Language Augmentation in CLIP for Improved Anatomy Detection on Multi-modal Medical Images
Mansi Kakkar, Dattesh Shanbhag, Chandan Aladahalli, Gurunath Reddy M
TL;DR
This work addresses the problem of automated, whole-body, multi-modal anatomy labeling in MR and CT radiology images by fine-tuning PubMedCLIP on a curated multi-modal dataset of organs and body stations. It introduces image and language augmentations, including diverse prompts that encode modality, orientation, station, and organ, and uses a balanced loss to jointly optimize vision- and text-based predictions. The proposed PMC-MSA model, which combines enhanced data, text prompt diversity, and joint augmentations, achieves a 47.6% average improvement in organ detection and a 27% improvement in station detection over the PubMedCLIP baseline, demonstrating improved cross-modal anatomical understanding in clinical imaging.

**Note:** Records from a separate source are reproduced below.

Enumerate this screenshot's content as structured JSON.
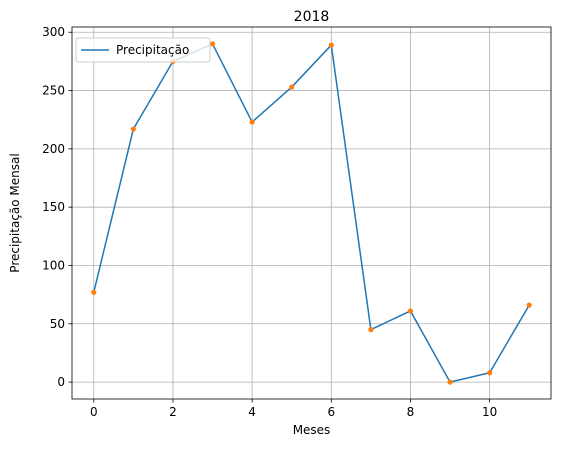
{
  "chart_data": {
    "type": "line",
    "title": "2018",
    "xlabel": "Meses",
    "ylabel": "Precipitação Mensal",
    "x": [
      0,
      1,
      2,
      3,
      4,
      5,
      6,
      7,
      8,
      9,
      10,
      11
    ],
    "series": [
      {
        "name": "Precipitação",
        "values": [
          77,
          217,
          275,
          290,
          223,
          253,
          289,
          45,
          61,
          0,
          8,
          66
        ],
        "line_color": "#1f77b4",
        "marker_color": "#ff7f0e"
      }
    ],
    "xlim": [
      -0.55,
      11.55
    ],
    "ylim": [
      -14.5,
      304.5
    ],
    "xticks": [
      0,
      2,
      4,
      6,
      8,
      10
    ],
    "yticks": [
      0,
      50,
      100,
      150,
      200,
      250,
      300
    ],
    "grid": true,
    "legend_position": "top-left"
  }
}
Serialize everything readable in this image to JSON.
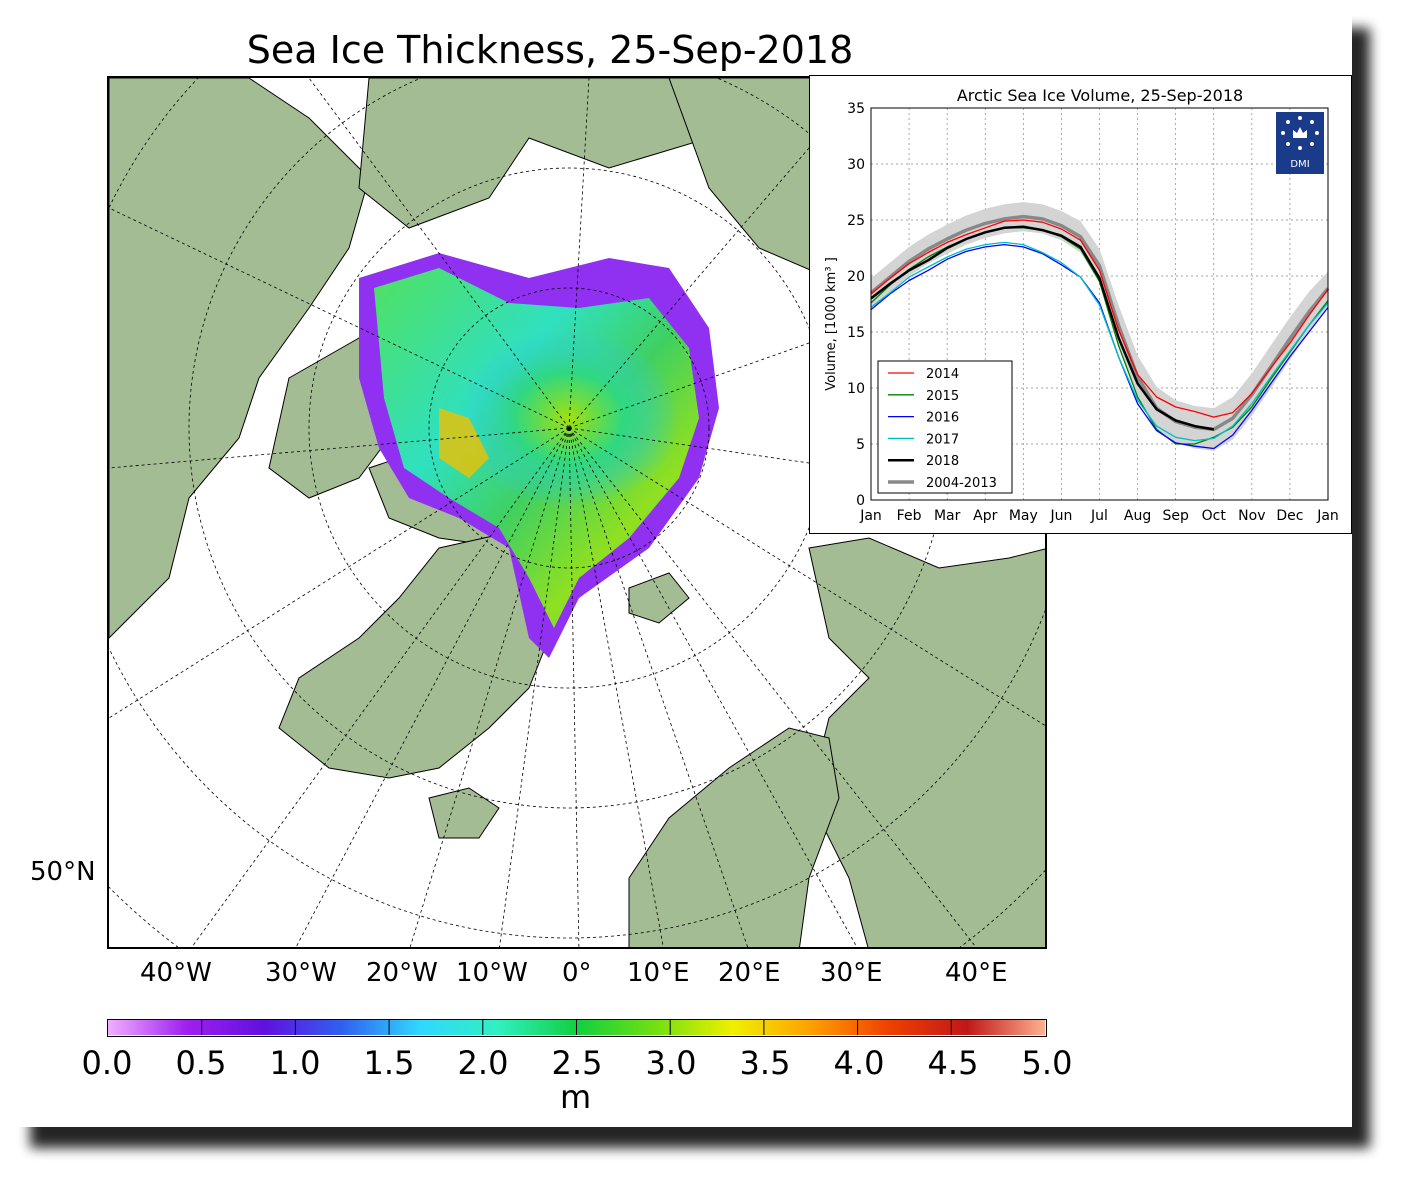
{
  "map": {
    "title": "Sea Ice Thickness, 25-Sep-2018",
    "lon_labels": [
      "40°W",
      "30°W",
      "20°W",
      "10°W",
      "0°",
      "10°E",
      "20°E",
      "30°E",
      "40°E"
    ],
    "lat_label": "50°N",
    "colors": {
      "land": "#a3bc93",
      "ocean": "#ffffff"
    }
  },
  "colorbar": {
    "ticks": [
      "0.0",
      "0.5",
      "1.0",
      "1.5",
      "2.0",
      "2.5",
      "3.0",
      "3.5",
      "4.0",
      "4.5",
      "5.0"
    ],
    "unit": "m",
    "colors": [
      "#f0b0ff",
      "#a020f0",
      "#6010e0",
      "#3060f0",
      "#30d8ff",
      "#30f0c0",
      "#10d040",
      "#70e010",
      "#f0f000",
      "#ffa000",
      "#f04000",
      "#c01818",
      "#ffb090"
    ]
  },
  "chart_data": {
    "type": "line",
    "title": "Arctic Sea Ice Volume, 25-Sep-2018",
    "ylabel": "Volume, [1000 km³ ]",
    "xlabel": "",
    "ylim": [
      0,
      35
    ],
    "yticks": [
      0,
      5,
      10,
      15,
      20,
      25,
      30,
      35
    ],
    "xticks": [
      "Jan",
      "Feb",
      "Mar",
      "Apr",
      "May",
      "Jun",
      "Jul",
      "Aug",
      "Sep",
      "Oct",
      "Nov",
      "Dec",
      "Jan"
    ],
    "grid": true,
    "legend_position": "lower-left",
    "logo_text": "DMI",
    "x": [
      0,
      0.5,
      1,
      1.5,
      2,
      2.5,
      3,
      3.5,
      4,
      4.5,
      5,
      5.5,
      6,
      6.5,
      7,
      7.5,
      8,
      8.5,
      9,
      9.5,
      10,
      10.5,
      11,
      11.5,
      12
    ],
    "series": [
      {
        "name": "2014",
        "color": "#ff0000",
        "values": [
          18.4,
          19.8,
          21.1,
          22.1,
          23.0,
          23.7,
          24.3,
          24.9,
          25.0,
          24.8,
          24.2,
          23.2,
          20.5,
          15.2,
          11.2,
          9.2,
          8.3,
          7.9,
          7.4,
          7.8,
          9.5,
          11.8,
          14.0,
          16.5,
          18.8
        ]
      },
      {
        "name": "2015",
        "color": "#008000",
        "values": [
          17.6,
          19.2,
          20.6,
          21.7,
          22.6,
          23.3,
          23.9,
          24.3,
          24.3,
          24.1,
          23.5,
          22.4,
          19.5,
          13.8,
          9.2,
          6.3,
          5.0,
          5.0,
          5.6,
          6.5,
          8.3,
          10.8,
          13.2,
          15.6,
          17.8
        ]
      },
      {
        "name": "2016",
        "color": "#0000ff",
        "values": [
          17.0,
          18.4,
          19.6,
          20.5,
          21.5,
          22.2,
          22.6,
          22.8,
          22.6,
          22.0,
          21.0,
          19.9,
          17.6,
          12.8,
          8.6,
          6.2,
          5.1,
          4.8,
          4.6,
          5.8,
          8.0,
          10.4,
          12.8,
          15.0,
          17.2
        ]
      },
      {
        "name": "2017",
        "color": "#00bfbf",
        "values": [
          17.2,
          18.5,
          19.9,
          20.8,
          21.7,
          22.4,
          22.8,
          23.0,
          22.8,
          22.1,
          21.2,
          19.9,
          17.4,
          12.8,
          8.9,
          6.6,
          5.6,
          5.3,
          5.5,
          6.6,
          8.6,
          11.0,
          13.3,
          15.6,
          17.6
        ]
      },
      {
        "name": "2018",
        "color": "#000000",
        "values": [
          18.0,
          19.3,
          20.5,
          21.4,
          22.5,
          23.3,
          23.9,
          24.3,
          24.4,
          24.1,
          23.6,
          22.6,
          19.8,
          14.5,
          10.4,
          8.1,
          7.1,
          6.6,
          6.3,
          null,
          null,
          null,
          null,
          null,
          null
        ]
      },
      {
        "name": "2004-2013",
        "color": "#888888",
        "values": [
          18.5,
          19.9,
          21.3,
          22.4,
          23.3,
          24.1,
          24.7,
          25.1,
          25.3,
          25.1,
          24.5,
          23.5,
          20.9,
          15.6,
          11.0,
          8.2,
          7.0,
          6.5,
          6.3,
          7.3,
          9.4,
          11.9,
          14.4,
          16.8,
          18.9
        ]
      }
    ],
    "band": {
      "upper": [
        19.8,
        21.2,
        22.6,
        23.7,
        24.6,
        25.4,
        26.0,
        26.4,
        26.6,
        26.4,
        25.8,
        24.9,
        22.4,
        17.4,
        12.9,
        10.1,
        8.9,
        8.4,
        8.2,
        9.2,
        11.3,
        13.8,
        16.3,
        18.6,
        20.4
      ],
      "lower": [
        17.2,
        18.6,
        20.0,
        21.1,
        22.0,
        22.8,
        23.4,
        23.8,
        24.0,
        23.8,
        23.2,
        22.1,
        19.4,
        13.8,
        9.1,
        6.3,
        5.1,
        4.6,
        4.4,
        5.4,
        7.5,
        10.0,
        12.5,
        15.0,
        17.4
      ],
      "color": "#d4d4d4"
    }
  }
}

The approach reduces misalignment between organ and station labels and lays groundwork for robust zero-shot multi-modal anatomy classification in radiology, with future work aimed at addressing class imbalance through learned text representations.
Abstract
Vision-language models have emerged as a powerful tool for previously challenging multi-modal classification problem in the medical domain. This development has led to the exploration of automated image description generation for multi-modal clinical scans, particularly for radiology report generation. Existing research has focused on clinical descriptions for specific modalities or body regions, leaving a gap for a model providing entire-body multi-modal descriptions. In this paper, we address this gap by automating the generation of standardized body station(s) and list of organ(s) across the whole body in multi-modal MR and CT radiological images. Leveraging the versatility of the Contrastive Language-Image Pre-training (CLIP), we refine and augment the existing approach through multiple experiments, including baseline model fine-tuning, adding station(s) as a superset for better correlation between organs, along with image and language augmentations. Our proposed approach demonstrates 47.6% performance improvement over baseline PubMedCLIP.